Discover Black Gap WMA, Texas

I’m happiest when I spend my nights around campfires.  Hidden in the spotted hills of the desert.  In complete control, and complete surrender.

Crossing Maravillas Creek south of Marathon, and approaching Double Mills, the ranches exceed imagination.  Temperature rises fifteen degrees as we descend in elevation.  A welcome change to this January weather. 

With arm resting on the open truck window, I drive soaking in the wind and sun. Gallo del Cielo by Tom Russell plays in the background.  An appropriate introduction to a land once terrorized by the infamous Mexican bandit Pancho Villa.

Comparable in age to the Appalachians, within the Ouachita Fold Belt, Los Caballos (the horses) forms a series of folded white rock bands along both sides of the highway – uplifted between 275 to 290 million years ago.  A vision of horsemen riding in columns across the high desert.  Tall in the foreground of the Del Norte-Santiago range, a much newer formation of only 40 to 60 million years. The combination of which marks a fusion of “young” and “old” mountains, unmatched in the rest of North America.

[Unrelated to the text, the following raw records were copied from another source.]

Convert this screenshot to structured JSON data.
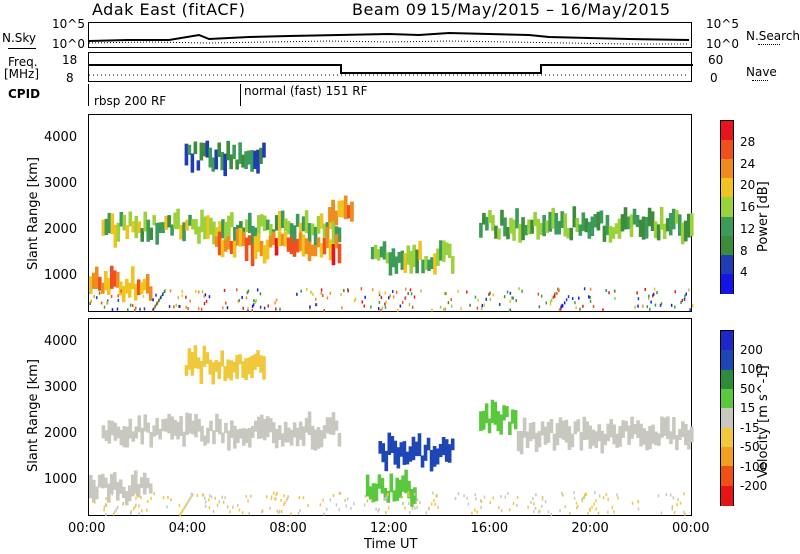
{
  "header": {
    "title": "Adak East (fitACF)",
    "beam": "Beam 09",
    "date_range": "15/May/2015 – 16/May/2015"
  },
  "strip_labels": {
    "nsky": "N.Sky",
    "nsky_ticks": [
      "10^5",
      "10^0"
    ],
    "nsearch": "N.Search",
    "nsearch_ticks": [
      "10^5",
      "10^0"
    ],
    "freq_top": "Freq.",
    "freq_unit": "[MHz]",
    "freq_ticks": [
      "18",
      "8"
    ],
    "nave": "Nave",
    "nave_ticks": [
      "60",
      "0"
    ],
    "cpid": "CPID",
    "cpid_mode1": "rbsp 200 RF",
    "cpid_mode2": "normal (fast) 151 RF"
  },
  "power_panel": {
    "ylabel": "Slant Range [km]",
    "yticks": [
      "4000",
      "3000",
      "2000",
      "1000"
    ],
    "colorbar_label": "Power [dB]",
    "colorbar_ticks": [
      "28",
      "24",
      "20",
      "16",
      "12",
      "8",
      "4"
    ],
    "colors": [
      "#e8141b",
      "#f0501e",
      "#f08c1e",
      "#f0c41e",
      "#9bd23c",
      "#3c9b5a",
      "#3c8c3c",
      "#1e3cb4",
      "#1414e6"
    ]
  },
  "velocity_panel": {
    "ylabel": "Slant Range [km]",
    "yticks": [
      "4000",
      "3000",
      "2000",
      "1000"
    ],
    "colorbar_label": "Velocity [m s^-1]",
    "colorbar_ticks": [
      "200",
      "100",
      "50",
      "15",
      "-15",
      "-50",
      "-100",
      "-200"
    ],
    "colors": [
      "#1e28c8",
      "#1e46b4",
      "#2d8c3c",
      "#5ac83c",
      "#c8c8c0",
      "#f0c83c",
      "#f0a01e",
      "#f05014",
      "#e61414"
    ]
  },
  "xaxis": {
    "label": "Time UT",
    "ticks": [
      "00:00",
      "04:00",
      "08:00",
      "12:00",
      "16:00",
      "20:00",
      "00:00"
    ]
  },
  "chart_data": [
    {
      "type": "heatmap",
      "title": "Adak East (fitACF) Beam 09 15/May/2015 – 16/May/2015",
      "xlabel": "Time UT",
      "ylabel": "Slant Range [km]",
      "xlim": [
        "00:00",
        "24:00"
      ],
      "ylim": [
        200,
        4500
      ],
      "colorbar": {
        "label": "Power [dB]",
        "range": [
          0,
          30
        ]
      },
      "features": [
        {
          "t_start": 0.0,
          "t_end": 2.5,
          "range_km": 800,
          "power_db": 22
        },
        {
          "t_start": 0.5,
          "t_end": 10.0,
          "range_km": 2050,
          "power_db": 14
        },
        {
          "t_start": 5.0,
          "t_end": 10.0,
          "range_km": 1650,
          "power_db": 24
        },
        {
          "t_start": 9.5,
          "t_end": 10.5,
          "range_km": 2300,
          "power_db": 20
        },
        {
          "t_start": 3.8,
          "t_end": 7.0,
          "range_km": 3600,
          "power_db": 8
        },
        {
          "t_start": 11.2,
          "t_end": 14.5,
          "range_km": 1400,
          "power_db": 14
        },
        {
          "t_start": 15.5,
          "t_end": 24.0,
          "range_km": 2100,
          "power_db": 12
        }
      ]
    },
    {
      "type": "heatmap",
      "title": "",
      "xlabel": "Time UT",
      "ylabel": "Slant Range [km]",
      "xlim": [
        "00:00",
        "24:00"
      ],
      "ylim": [
        200,
        4500
      ],
      "colorbar": {
        "label": "Velocity [m s^-1]",
        "range": [
          -200,
          200
        ]
      },
      "features": [
        {
          "t_start": 0.0,
          "t_end": 2.5,
          "range_km": 800,
          "velocity": 0
        },
        {
          "t_start": 0.5,
          "t_end": 10.0,
          "range_km": 2050,
          "velocity": 0
        },
        {
          "t_start": 3.8,
          "t_end": 7.0,
          "range_km": 3500,
          "velocity": -50
        },
        {
          "t_start": 11.5,
          "t_end": 14.5,
          "range_km": 1600,
          "velocity": 150
        },
        {
          "t_start": 11.0,
          "t_end": 13.0,
          "range_km": 800,
          "velocity": 40
        },
        {
          "t_start": 15.5,
          "t_end": 17.0,
          "range_km": 2300,
          "velocity": 40
        },
        {
          "t_start": 17.0,
          "t_end": 24.0,
          "range_km": 2000,
          "velocity": 0
        }
      ]
    }
  ]
}
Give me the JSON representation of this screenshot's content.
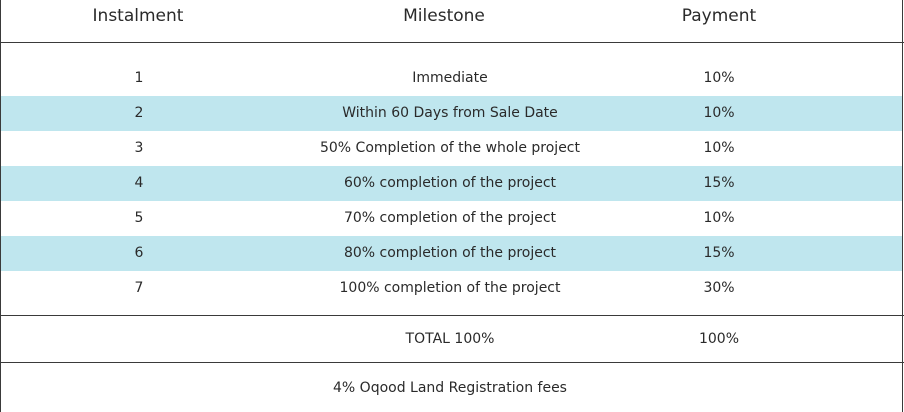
{
  "table": {
    "headers": [
      "Instalment",
      "Milestone",
      "Payment"
    ],
    "rows": [
      {
        "instalment": "1",
        "milestone": "Immediate",
        "payment": "10%"
      },
      {
        "instalment": "2",
        "milestone": "Within 60 Days from Sale Date",
        "payment": "10%"
      },
      {
        "instalment": "3",
        "milestone": "50% Completion of the whole project",
        "payment": "10%"
      },
      {
        "instalment": "4",
        "milestone": "60% completion of the project",
        "payment": "15%"
      },
      {
        "instalment": "5",
        "milestone": "70% completion of the project",
        "payment": "10%"
      },
      {
        "instalment": "6",
        "milestone": "80% completion of the project",
        "payment": "15%"
      },
      {
        "instalment": "7",
        "milestone": "100% completion of the project",
        "payment": "30%"
      }
    ],
    "total": {
      "label": "TOTAL 100%",
      "payment": "100%"
    },
    "footer_note": "4% Oqood Land Registration fees",
    "colors": {
      "stripe": "#bfe6ee",
      "rule": "#3a3a3a",
      "text": "#2a2a2a"
    }
  }
}
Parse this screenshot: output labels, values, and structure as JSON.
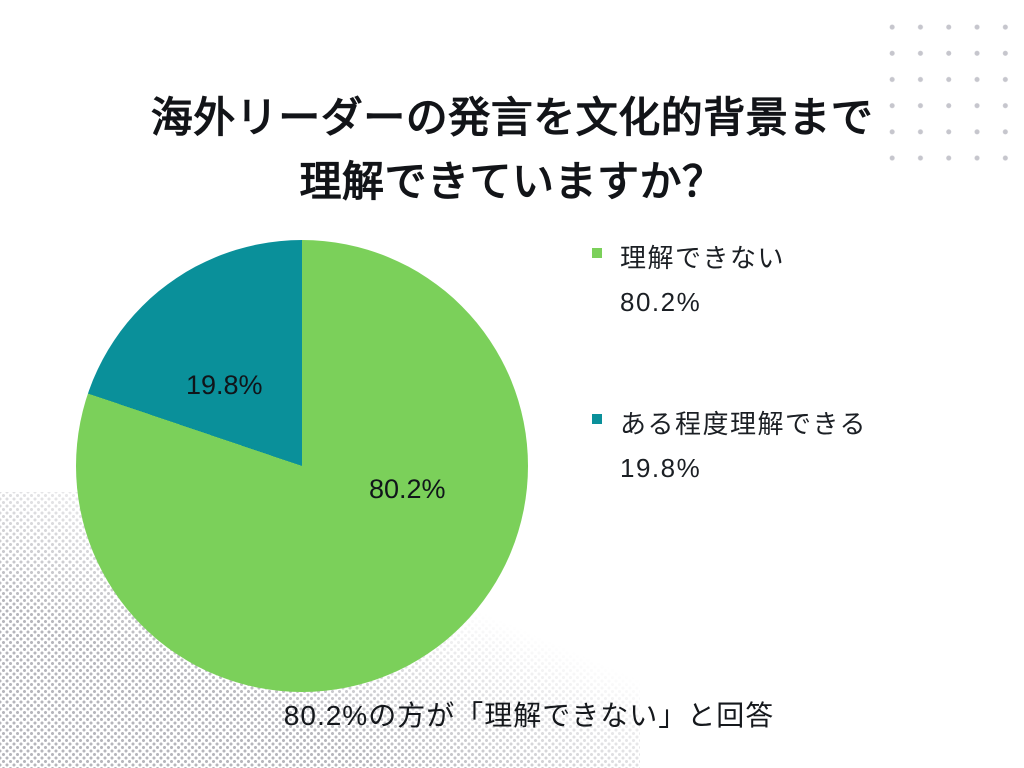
{
  "header": {
    "title_line1": "海外リーダーの発言を文化的背景まで",
    "title_line2": "理解できていますか？"
  },
  "chart_data": {
    "type": "pie",
    "title": "海外リーダーの発言を文化的背景まで理解できていますか？",
    "categories": [
      "理解できない",
      "ある程度理解できる"
    ],
    "values": [
      80.2,
      19.8
    ],
    "unit": "%",
    "start_angle_deg": 0,
    "direction": "clockwise",
    "legend_position": "right",
    "slices": [
      {
        "label": "理解できない",
        "value": 80.2,
        "display": "80.2%",
        "color": "#7bd05a"
      },
      {
        "label": "ある程度理解できる",
        "value": 19.8,
        "display": "19.8%",
        "color": "#0a909a"
      }
    ],
    "annotation": "80.2%の方が「理解できない」と回答"
  },
  "footer": {
    "caption": "80.2%の方が「理解できない」と回答"
  },
  "decor": {
    "dot_grid_color": "#c6c6cd",
    "halftone_color": "#7a7a84",
    "background": "#ffffff"
  }
}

Opened in 1948 when Texas Parks acquired land from the Combs Cattle Company, Black Gap Wildlife Management Area encompasses 103,000 acres of natural Chihuahuan Desert.  Home to one of few re-established herds of Desert Bighorn Sheep, and the largest WMA in Texas.

Once occupying multiple mountain ranges in the Trans-Peco area, Bighorn Sheep were estimated to number in the 2,500’s prior to 1880.  By the mid-1940’s they were sparce, and by the early 60’s had been extirpated – rooted out and destroyed almost completely.  Protective measures kicked in as early as 1903, and in 1945 significant restoration efforts began in Texas. 

Approaching headquarters, a natural cleft in the basalt ridge northeast of the Sierra del Carmens of Mexico, called Black Gap, frames the base of this wildlife management area. 

Fourteen miles in, we camp near an old, abandoned adobe ranch home at the confluence of Maravillas Creek and the Rio Grande. The smell of a driftwood campfire mixes with the gurgle of rushing water and the full moon watches it all.  Wild burros stand across the river, high on a ledge. The hoot of an owl nearby.  A herd of feral cows arrive to water, eyes glowing in the light, oblivious to the border presented by this river.

Here, temperatures can swing 40 degrees, and as the sun set that night the cold moved in.  Campfire stoked, we enjoy coffee and bacon the next morning and the warmth it brings.  However, the equestrian trail beckons so we ride trying to stay in the sunlight. 

A short detour through the Maravillas creek bed and we climb to a view. Carefully weaving through candelilla, lechuguilla, and prickly pear.  There is no straight path through this desert.  Rocks at every step, often impassible.  I’m glad my horse has four shoes now.

And like a cat up the tree, the path down isn’t always so clear. What looks flat is riddled with barrancas, deep gulley’s hidden from view.  Some too steep to circumvent.  To the south there is no exit and eventually we turn, retracing our steps north. 

Summer can make this an impossible place to stay.  At one of the lowest elevations in the desert, temperatures in Black Gap can exceed 110 Fahrenheit.  This is rattlesnake country.  It’s remote. It’s untraveled and forgotten. In the summer, a flat tire can be the difference between life or death.  Preparation is a must. 

Back on the road, we ride attempting to access the river.  With no clear route, we move off trail. A constant push thru mesquite and river cane, only for the chance of a gentle slope to water.  But the Rio is protected by the arms of this earth and our efforts prove fruitless. 

Once there was a crossing, however.  At the southern-most tip of Black Gap, the La Linda bridge was the only border crossing along almost 400 miles of highway.  Built by Dow Chemical in 1964 and closed in 1997, after a one-lane bridge gunfight between smugglers and a Mexican customs officer.  This path to a foreign land now blocked by hard barrier.

Hot and thirsty, a nearby camp serves as rest stop.  Concrete for a bed roll, it’s naptime.  Fly buzzing, metal shed moaning with each breeze.  Dog panting.  My horse licks his lips, dry tongue I’m sure. 

Honest and brutal, this land can be deceiving.  Welcoming, yet unwilling to let go – unwilling to let you leave.  Always easier to ride up and in, than out.  It reminds me to think.  To mark my path and remember where I came from.

Sometimes difficult, but always rewarding.  This desert echoes our vulnerability.  Our place.  Our value.  And I am grateful for that every day.

There are 16 wildlife management areas in Texas open to horseback riding, Black Gap is one of them.